In response to questions about Greene's remarks, Bayer referred to its statement following the ruling, saying the decision reinforces the scientific consensus that glyphosate "is not likely to be carcinogenic." Bayer also added that much of the litigation has relied on a dated 2015 assessment by the International Agency for Research on Cancer. Critics, however, argue that federal approval is no guarantee of safety.
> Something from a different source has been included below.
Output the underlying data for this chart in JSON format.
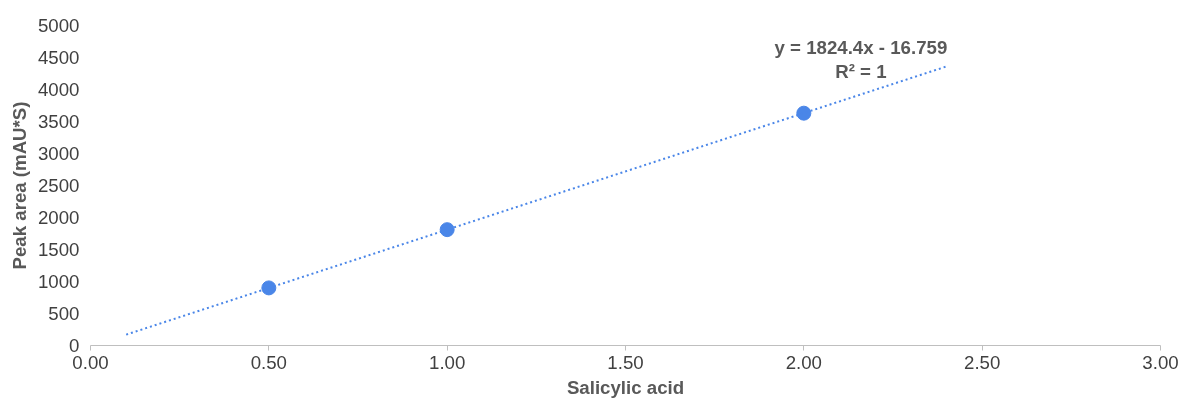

State court litigation helped reveal allegations that Monsanto knew more about cancer risks than it disclosed and failed to provide adequate warnings to the public — and by cutting off these claims, the court has weakened one of the most important backstops protecting people when federal regulation falls short.

The Political Fault Lines Are Shifting

Greene's criticism follows Trump's February executive order invoking the Defense Production Act to secure domestic supplies of glyphosate-based herbicides and elemental phosphorus, describing the chemicals as critical to national security and agricultural production. That order drew sharp criticism from health advocates and, now, from within conservative circles as well. Greene's comments signal a growing tension inside the MAGA coalition between its traditional pro-business instincts and the Make America Healthy Again movement's skepticism of industrial chemicals.

For the tens of thousands of people who still have active claims tied to Roundup exposure, the ruling is a gut punch. Their primary legal avenue — state courts — has been effectively closed off. Whether Congress steps in to restore those rights, or whether the EPA ever revisits its stance on glyphosate, will determine what justice, if any, looks like for those who say the weedkiller cost them their health. Greene may be an unlikely champion for that cause, but her willingness to say so publicly suggests the political pressure on this issue is far from over.